Rim Feriani is a Lecturer in Arabic language at King's College, London. She has previously taught Arabic language and cultural studies at the University of Westminster where she completed her doctoral studies in 2016. Her doctoral thesis provides a hermeneutic reading of the concept of the Sacred in a selection of Postcolonial and Maghrebian texts. The originality of her thesis consists in exploring the symbolic as well as the ontological interplay between the literary texts of Tahar Ben Jelloun, Assia Djebar and Salman Rushdie and the Sufi Islamic heritage. Her main research interests are Sufi philosophy and Islamic tradition, Maghrebian and Postcolonial literatures, and modern philosophical hermeneutics. Her publications include "Sufi Symbols of the Sacred in L'Enfant de sable" in The Maghreb Review and "Reading Signs and Symbols with Abdelkhébir Khatibi: From the Body to the Text" in Abdelkébir Khatibi: Postcolonialism, Transnationalism and Culture in the Maghreb and Beyond.

Abstract of the talk

In The Study of Literature and Religion, David Jasper (1992: 28) describes the relationship between literature and religion as "unstable and fertile, uncertain and living". In this sense, Jasper stresses the idea that literature and religion are far from being two opposite fields of study, instead they yield themselves to a creative interplay.

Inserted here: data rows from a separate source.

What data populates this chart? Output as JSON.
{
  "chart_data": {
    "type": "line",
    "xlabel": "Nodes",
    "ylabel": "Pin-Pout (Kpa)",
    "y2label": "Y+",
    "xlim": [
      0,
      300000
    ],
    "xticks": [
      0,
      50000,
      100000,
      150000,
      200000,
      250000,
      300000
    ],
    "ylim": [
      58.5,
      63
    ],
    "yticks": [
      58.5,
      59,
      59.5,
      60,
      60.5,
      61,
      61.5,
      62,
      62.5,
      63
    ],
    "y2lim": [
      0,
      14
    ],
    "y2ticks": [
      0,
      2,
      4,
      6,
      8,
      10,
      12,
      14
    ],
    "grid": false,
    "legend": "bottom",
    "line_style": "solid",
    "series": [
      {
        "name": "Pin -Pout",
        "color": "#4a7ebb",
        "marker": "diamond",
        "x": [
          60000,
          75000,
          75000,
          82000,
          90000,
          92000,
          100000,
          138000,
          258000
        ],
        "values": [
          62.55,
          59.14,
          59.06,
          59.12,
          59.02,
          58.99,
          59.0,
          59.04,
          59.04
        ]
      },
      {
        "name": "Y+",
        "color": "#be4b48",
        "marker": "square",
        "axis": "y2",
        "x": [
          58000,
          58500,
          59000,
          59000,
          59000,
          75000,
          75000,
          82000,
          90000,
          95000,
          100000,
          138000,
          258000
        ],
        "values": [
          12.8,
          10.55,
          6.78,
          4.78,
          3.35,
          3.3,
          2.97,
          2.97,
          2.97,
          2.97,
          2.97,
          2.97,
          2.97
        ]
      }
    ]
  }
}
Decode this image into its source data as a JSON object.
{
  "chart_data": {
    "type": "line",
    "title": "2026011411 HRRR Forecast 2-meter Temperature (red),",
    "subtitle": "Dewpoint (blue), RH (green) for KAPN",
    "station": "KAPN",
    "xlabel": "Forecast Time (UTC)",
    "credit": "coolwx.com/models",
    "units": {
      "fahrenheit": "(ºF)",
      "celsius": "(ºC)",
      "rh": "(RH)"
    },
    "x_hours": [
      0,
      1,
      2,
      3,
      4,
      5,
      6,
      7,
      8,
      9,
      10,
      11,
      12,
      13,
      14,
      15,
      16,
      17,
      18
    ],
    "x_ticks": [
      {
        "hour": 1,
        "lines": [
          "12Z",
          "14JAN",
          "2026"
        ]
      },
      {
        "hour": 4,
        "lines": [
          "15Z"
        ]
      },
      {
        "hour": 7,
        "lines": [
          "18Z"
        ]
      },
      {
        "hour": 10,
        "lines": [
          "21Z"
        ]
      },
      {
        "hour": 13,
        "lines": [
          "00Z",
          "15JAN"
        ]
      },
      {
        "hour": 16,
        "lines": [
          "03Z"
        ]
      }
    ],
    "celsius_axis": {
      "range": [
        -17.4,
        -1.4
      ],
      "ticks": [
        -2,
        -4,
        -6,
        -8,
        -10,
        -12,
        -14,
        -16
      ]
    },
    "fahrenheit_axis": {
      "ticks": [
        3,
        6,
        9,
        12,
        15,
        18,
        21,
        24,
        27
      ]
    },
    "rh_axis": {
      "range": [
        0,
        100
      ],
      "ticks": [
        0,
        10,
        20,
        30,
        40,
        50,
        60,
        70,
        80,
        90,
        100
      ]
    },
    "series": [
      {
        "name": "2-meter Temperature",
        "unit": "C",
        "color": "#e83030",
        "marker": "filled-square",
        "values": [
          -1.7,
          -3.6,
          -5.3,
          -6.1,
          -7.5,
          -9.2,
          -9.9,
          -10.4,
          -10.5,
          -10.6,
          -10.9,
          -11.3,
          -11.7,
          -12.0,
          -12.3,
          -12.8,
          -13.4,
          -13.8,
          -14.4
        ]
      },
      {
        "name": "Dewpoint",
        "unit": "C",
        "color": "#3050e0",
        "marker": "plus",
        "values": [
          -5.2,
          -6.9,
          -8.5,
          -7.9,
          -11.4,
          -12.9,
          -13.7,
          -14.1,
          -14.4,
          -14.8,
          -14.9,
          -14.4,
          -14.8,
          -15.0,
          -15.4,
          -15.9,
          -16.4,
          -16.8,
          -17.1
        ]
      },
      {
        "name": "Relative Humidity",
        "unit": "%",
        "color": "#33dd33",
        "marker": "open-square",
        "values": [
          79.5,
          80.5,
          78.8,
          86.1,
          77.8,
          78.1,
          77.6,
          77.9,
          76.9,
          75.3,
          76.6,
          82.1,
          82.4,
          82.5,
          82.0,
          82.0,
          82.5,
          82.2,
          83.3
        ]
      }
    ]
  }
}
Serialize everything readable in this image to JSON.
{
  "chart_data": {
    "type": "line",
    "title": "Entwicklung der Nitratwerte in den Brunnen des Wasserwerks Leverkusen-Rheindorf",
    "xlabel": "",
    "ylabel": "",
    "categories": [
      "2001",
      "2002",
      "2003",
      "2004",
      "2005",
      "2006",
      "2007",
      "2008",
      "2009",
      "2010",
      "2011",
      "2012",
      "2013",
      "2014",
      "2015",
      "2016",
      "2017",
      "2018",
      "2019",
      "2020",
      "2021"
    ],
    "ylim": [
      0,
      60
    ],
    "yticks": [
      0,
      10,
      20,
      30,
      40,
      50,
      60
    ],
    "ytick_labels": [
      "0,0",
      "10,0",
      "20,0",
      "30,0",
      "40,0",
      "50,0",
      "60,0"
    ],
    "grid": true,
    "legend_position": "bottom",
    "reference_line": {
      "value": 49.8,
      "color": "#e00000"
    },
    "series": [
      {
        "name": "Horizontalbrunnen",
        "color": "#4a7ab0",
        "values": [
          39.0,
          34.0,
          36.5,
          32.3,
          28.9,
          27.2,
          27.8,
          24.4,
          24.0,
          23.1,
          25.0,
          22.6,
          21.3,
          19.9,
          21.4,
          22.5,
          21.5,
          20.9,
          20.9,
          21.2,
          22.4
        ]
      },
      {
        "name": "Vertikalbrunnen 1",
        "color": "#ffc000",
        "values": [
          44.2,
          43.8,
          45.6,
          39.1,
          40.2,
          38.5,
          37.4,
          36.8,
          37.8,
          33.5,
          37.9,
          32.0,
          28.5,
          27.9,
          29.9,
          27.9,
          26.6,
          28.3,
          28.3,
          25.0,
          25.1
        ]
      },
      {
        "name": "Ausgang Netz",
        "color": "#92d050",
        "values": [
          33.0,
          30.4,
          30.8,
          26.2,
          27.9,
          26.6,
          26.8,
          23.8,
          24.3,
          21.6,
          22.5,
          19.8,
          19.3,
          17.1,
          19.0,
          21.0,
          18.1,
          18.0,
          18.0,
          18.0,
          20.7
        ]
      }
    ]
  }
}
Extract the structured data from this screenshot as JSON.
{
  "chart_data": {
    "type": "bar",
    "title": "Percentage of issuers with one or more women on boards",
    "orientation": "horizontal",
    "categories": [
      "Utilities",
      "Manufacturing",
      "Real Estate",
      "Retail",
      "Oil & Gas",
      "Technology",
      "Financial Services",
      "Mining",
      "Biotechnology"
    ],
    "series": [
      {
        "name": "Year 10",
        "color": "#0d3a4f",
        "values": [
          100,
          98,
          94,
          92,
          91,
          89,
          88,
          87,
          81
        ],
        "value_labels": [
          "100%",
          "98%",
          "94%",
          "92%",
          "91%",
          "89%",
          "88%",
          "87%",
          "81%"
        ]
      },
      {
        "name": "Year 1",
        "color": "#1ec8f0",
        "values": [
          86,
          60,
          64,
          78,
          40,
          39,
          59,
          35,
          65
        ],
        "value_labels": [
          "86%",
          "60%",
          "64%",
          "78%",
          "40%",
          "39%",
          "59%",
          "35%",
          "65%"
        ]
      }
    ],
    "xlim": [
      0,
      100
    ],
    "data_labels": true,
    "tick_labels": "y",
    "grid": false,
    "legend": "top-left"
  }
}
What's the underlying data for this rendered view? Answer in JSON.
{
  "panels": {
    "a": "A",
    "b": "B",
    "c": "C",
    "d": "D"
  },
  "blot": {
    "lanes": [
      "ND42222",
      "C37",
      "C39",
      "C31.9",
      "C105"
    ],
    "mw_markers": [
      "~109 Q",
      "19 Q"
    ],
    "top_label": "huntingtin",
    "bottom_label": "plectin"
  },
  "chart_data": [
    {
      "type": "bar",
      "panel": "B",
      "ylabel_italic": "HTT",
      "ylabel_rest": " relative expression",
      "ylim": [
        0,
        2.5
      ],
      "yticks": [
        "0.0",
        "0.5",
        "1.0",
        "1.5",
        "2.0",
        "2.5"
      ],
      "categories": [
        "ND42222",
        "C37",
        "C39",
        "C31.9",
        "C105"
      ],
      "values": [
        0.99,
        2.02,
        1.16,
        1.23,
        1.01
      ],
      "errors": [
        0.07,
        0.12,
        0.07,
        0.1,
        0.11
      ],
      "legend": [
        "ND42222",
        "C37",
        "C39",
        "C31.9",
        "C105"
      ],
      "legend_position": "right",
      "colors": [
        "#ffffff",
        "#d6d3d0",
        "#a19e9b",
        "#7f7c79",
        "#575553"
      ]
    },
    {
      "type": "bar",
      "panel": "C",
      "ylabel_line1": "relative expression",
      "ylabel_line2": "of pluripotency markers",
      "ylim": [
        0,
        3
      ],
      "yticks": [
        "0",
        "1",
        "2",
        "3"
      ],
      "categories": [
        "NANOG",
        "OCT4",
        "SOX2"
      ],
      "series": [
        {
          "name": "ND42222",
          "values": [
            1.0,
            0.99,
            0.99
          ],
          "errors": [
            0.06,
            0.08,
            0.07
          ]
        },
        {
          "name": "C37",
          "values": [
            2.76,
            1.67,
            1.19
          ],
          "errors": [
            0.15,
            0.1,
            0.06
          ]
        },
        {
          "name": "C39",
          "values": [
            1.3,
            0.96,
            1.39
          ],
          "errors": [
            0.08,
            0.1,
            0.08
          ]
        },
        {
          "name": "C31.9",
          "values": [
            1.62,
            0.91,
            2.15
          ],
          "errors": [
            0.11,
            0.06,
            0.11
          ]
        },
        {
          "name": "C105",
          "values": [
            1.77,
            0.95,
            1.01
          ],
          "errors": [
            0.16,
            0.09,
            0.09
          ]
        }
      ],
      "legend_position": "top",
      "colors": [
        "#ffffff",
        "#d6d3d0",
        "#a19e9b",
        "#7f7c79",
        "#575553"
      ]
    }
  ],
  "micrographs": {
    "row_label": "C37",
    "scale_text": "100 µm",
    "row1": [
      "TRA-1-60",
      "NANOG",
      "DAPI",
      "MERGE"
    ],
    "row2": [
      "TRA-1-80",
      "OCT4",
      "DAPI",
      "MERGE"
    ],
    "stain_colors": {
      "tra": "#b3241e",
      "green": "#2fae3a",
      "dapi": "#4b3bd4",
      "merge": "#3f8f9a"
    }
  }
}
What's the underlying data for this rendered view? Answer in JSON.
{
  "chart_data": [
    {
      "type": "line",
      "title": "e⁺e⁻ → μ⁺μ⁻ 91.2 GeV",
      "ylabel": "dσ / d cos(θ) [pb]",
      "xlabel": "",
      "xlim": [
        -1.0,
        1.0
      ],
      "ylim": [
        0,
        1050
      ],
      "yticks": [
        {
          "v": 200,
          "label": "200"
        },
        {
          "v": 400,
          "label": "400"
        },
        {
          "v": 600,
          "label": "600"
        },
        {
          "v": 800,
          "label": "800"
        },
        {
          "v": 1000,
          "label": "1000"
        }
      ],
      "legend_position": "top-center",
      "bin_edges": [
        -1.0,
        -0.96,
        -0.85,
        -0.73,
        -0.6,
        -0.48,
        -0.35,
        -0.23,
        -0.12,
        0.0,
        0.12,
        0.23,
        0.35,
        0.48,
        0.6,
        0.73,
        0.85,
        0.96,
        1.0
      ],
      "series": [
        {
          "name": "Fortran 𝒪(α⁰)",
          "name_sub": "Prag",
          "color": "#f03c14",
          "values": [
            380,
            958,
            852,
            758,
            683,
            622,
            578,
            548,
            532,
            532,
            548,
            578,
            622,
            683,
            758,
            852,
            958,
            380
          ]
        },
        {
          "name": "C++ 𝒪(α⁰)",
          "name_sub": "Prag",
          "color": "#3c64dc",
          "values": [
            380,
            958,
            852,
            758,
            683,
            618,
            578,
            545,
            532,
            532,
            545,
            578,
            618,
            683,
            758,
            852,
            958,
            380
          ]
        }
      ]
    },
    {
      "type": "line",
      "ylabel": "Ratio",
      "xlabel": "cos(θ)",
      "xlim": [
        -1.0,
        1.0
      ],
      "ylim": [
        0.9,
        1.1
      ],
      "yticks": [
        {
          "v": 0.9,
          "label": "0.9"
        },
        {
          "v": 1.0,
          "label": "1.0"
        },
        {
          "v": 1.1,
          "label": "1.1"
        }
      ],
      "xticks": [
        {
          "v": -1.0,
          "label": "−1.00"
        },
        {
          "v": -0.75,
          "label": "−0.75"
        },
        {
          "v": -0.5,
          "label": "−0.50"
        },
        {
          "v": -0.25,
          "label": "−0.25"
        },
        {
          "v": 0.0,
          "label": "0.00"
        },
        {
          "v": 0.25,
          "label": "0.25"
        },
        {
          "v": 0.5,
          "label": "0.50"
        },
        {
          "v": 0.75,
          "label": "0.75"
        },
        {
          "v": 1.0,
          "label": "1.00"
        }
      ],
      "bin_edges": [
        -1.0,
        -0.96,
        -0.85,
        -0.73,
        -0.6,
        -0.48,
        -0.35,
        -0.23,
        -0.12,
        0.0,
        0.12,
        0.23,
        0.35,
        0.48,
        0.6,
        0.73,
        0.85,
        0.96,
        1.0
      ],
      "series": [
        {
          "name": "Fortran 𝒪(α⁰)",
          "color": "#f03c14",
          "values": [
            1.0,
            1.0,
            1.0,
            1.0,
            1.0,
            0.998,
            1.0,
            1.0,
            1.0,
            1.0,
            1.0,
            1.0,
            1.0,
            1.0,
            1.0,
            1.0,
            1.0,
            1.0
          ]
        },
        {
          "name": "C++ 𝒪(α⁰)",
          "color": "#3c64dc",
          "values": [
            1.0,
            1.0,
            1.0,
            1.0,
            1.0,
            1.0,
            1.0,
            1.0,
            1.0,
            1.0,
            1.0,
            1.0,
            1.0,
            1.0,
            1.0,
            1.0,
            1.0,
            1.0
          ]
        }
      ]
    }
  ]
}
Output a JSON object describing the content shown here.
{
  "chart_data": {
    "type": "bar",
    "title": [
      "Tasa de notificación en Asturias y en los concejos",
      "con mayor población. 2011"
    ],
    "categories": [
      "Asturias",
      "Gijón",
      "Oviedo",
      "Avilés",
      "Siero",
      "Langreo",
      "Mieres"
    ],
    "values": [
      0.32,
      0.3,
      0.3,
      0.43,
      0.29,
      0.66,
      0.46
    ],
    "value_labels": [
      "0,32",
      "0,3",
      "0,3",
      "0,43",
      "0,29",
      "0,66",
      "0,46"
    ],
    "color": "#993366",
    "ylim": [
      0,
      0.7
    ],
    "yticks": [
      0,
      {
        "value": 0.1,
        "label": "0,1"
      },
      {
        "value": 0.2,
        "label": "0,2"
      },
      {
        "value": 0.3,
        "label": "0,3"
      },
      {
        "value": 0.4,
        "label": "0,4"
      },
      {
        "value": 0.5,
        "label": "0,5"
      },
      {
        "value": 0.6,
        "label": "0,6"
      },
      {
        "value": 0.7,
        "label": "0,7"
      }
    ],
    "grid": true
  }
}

Taking Jasper's observation as my point of departure, I examine in this paper the "unstable" yet "fertile" interaction between two selected texts by Assia Djebar and Tahar Ben Jelloun and the Sufi Islamic heritage. I draw from the Sufi philosophy of Ibn 'Arabi since locating this paper within a Sufi conceptual and philosophical framework is essential, given the Islamic tradition with which, as I argue, the two writers creatively engage. My reading examines the Sufi and symbolic dimensions of the journeys of two fictional characters, Isma in Djebar's So Vast the Prison and Ahmed/Zahra in Ben Jelloun's The Sand Child. In So Vast the Prison, I demonstrate that Isma's quest for her Beloved parallels the Sufi experience of inner openings whereby her heart witnesses visions of a hidden realm. In a similar vein, I explore the ways in which Ahmed/Zahra crosses seven stages seeking what Ibn Arabi refers to in his works as 'The Hidden Treasure'.